SIGNOS DE QUE NECESITA UNA REPARACIÓN DE MOTOR A GASOLINA


Con solo oír “reparación de motor” se nos ponen los pelos de punta pensando que se
nos va a ir el sueldo de medio año, a lo mejor pensamos que solamente necesitamos una
anillada o rectificar la culata y con eso ya no será necesario hacerle nada más. Sin
embargo, esta puede ser una solución para unos pocos kilómetros y al final
terminaremos pagando más.

Como ya lo hemos explicado en varios artículos, las piezas de los carros se van
desgastando y por supuesto las del motor no son una excepción, pues precisamente en
el corazón de nuestro carro todos los elementos tienen ajustes perfectos.

Cuando un motor comienza a presentar problemas en su funcionamiento que indican


que necesita una reparación, hay que desarmarlo, hacer mediciones, rectificar y
cambiar las piezas que están desgastadas, volver a ponerlo todo en su sitio y ajustarlo
a los valores que coincidan completamente con los datos del fabricante.
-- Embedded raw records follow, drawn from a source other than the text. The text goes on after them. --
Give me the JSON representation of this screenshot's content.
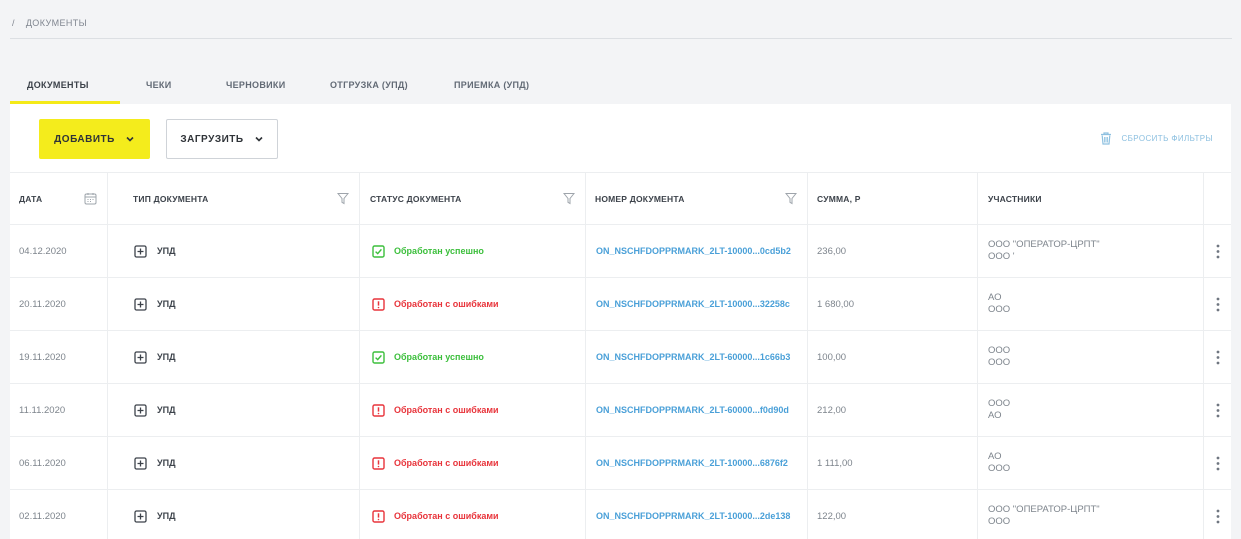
{
  "breadcrumb": {
    "separator": "/",
    "current": "ДОКУМЕНТЫ"
  },
  "tabs": [
    {
      "label": "ДОКУМЕНТЫ",
      "active": true
    },
    {
      "label": "ЧЕКИ",
      "active": false
    },
    {
      "label": "ЧЕРНОВИКИ",
      "active": false
    },
    {
      "label": "ОТГРУЗКА (УПД)",
      "active": false
    },
    {
      "label": "ПРИЕМКА (УПД)",
      "active": false
    }
  ],
  "toolbar": {
    "add_label": "ДОБАВИТЬ",
    "load_label": "ЗАГРУЗИТЬ",
    "reset_label": "СБРОСИТЬ ФИЛЬТРЫ"
  },
  "columns": {
    "date": "ДАТА",
    "type": "ТИП ДОКУМЕНТА",
    "status": "СТАТУС ДОКУМЕНТА",
    "number": "НОМЕР ДОКУМЕНТА",
    "sum": "СУММА, Р",
    "participants": "УЧАСТНИКИ"
  },
  "rows": [
    {
      "date": "04.12.2020",
      "type": "УПД",
      "status": "Обработан успешно",
      "status_kind": "ok",
      "number": "ON_NSCHFDOPPRMARK_2LT-10000...0cd5b2",
      "sum": "236,00",
      "p1": "ООО \"ОПЕРАТОР-ЦРПТ\"",
      "p2": "ООО '"
    },
    {
      "date": "20.11.2020",
      "type": "УПД",
      "status": "Обработан с ошибками",
      "status_kind": "error",
      "number": "ON_NSCHFDOPPRMARK_2LT-10000...32258c",
      "sum": "1 680,00",
      "p1": "АО",
      "p2": "ООО"
    },
    {
      "date": "19.11.2020",
      "type": "УПД",
      "status": "Обработан успешно",
      "status_kind": "ok",
      "number": "ON_NSCHFDOPPRMARK_2LT-60000...1c66b3",
      "sum": "100,00",
      "p1": "ООО",
      "p2": "ООО"
    },
    {
      "date": "11.11.2020",
      "type": "УПД",
      "status": "Обработан с ошибками",
      "status_kind": "error",
      "number": "ON_NSCHFDOPPRMARK_2LT-60000...f0d90d",
      "sum": "212,00",
      "p1": "ООО",
      "p2": "АО"
    },
    {
      "date": "06.11.2020",
      "type": "УПД",
      "status": "Обработан с ошибками",
      "status_kind": "error",
      "number": "ON_NSCHFDOPPRMARK_2LT-10000...6876f2",
      "sum": "1 111,00",
      "p1": "АО",
      "p2": "ООО"
    },
    {
      "date": "02.11.2020",
      "type": "УПД",
      "status": "Обработан с ошибками",
      "status_kind": "error",
      "number": "ON_NSCHFDOPPRMARK_2LT-10000...2de138",
      "sum": "122,00",
      "p1": "ООО \"ОПЕРАТОР-ЦРПТ\"",
      "p2": "ООО"
    }
  ],
  "colors": {
    "accent": "#f4ec1c",
    "ok": "#3cbf3c",
    "error": "#e8343b",
    "link": "#4aa0d8"
  },
  "icons": {
    "date_filter": "calendar-icon",
    "column_filter": "funnel-icon",
    "type": "plus-square-icon",
    "status_ok": "check-square-icon",
    "status_error": "exclamation-square-icon",
    "reset": "trash-icon",
    "row_menu": "more-vertical-icon",
    "dropdown": "chevron-down-icon"
  }
}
Por todo esto, una reparación de motor no se debe dejar en manos de cualquiera, pues
si una pieza no queda perfectamente medida y adaptada, lo único que conseguiremos
serán más problemas.

Un motor en condiciones normales de uso tiene una vida útil de más de 120.000
kilómetros, pero en realidad no es ni la edad del carro ni ese kilometraje los que nos
exigen una reparación, pues cuando se hace el mantenimiento preventivo y los cambios
de aceite indicados por el fabricante, es muy probable que aumente el plazo para
realizarla.

La única manera segura de saber que nuestro carro necesita una reparación de motor es
mediante las mediciones que realizan en el taller. Sin embargo, hay algunos síntomas
que nos indican que ya está llegando la hora de que nos hagan una valoración:

Humo azul:

Cuando vemos que por el tubo de escape sale un humo azul constante mientras el carro
está encendido, es un claro síntoma de que nuestro motor tiene serios problemas. Si
el humo de ese color se presenta solamente cuando lo prendemos o vamos en bajada y
en poca cantidad, puede que solamente sea un problema con las válvulas.

Consumo excesivo de aceite:

En condiciones normales los cambios de aceite y sus filtros los realizamos con la
periodicidad que nos marca el fabricante, así que cuando vemos que su consumo es
cada vez mayor, seguramente hay un desgaste en los cilindros, los aros o los pistones.
Claro que puede que tengamos suerte y se deba solamente a pérdidas en alguna junta o
porque el tapón del cárter está mal ajustado, pero de todas formas debemos hacer la
valoración.

Ruidos en el motor:

De repente comenzamos a sentir un traqueteo cuando encendemos el carro que se quita


cuando aceleramos, esto puede ser debido a fallos de presión en el cigüeñal y eso es
reparación de motor segura. También debemos llevarlo a valoración por cualquier
ruido que sintamos en el motor, pues seguramente hay piezas sueltas que si se rompen
terminarán destruyéndolo.

Aunque esos tres son los síntomas más urgentes de que necesitamos una
reparación de motor, también debemos pensar en una valoración cuando notemos que
se está recalentando excesivamente, o cuando veamos que le falta potencia, que se
atasca más de lo normal, que el humo del tubo de escape es excesivo, que tarda en
reaccionar o que el consumo de gasolina también está por encima de lo normal.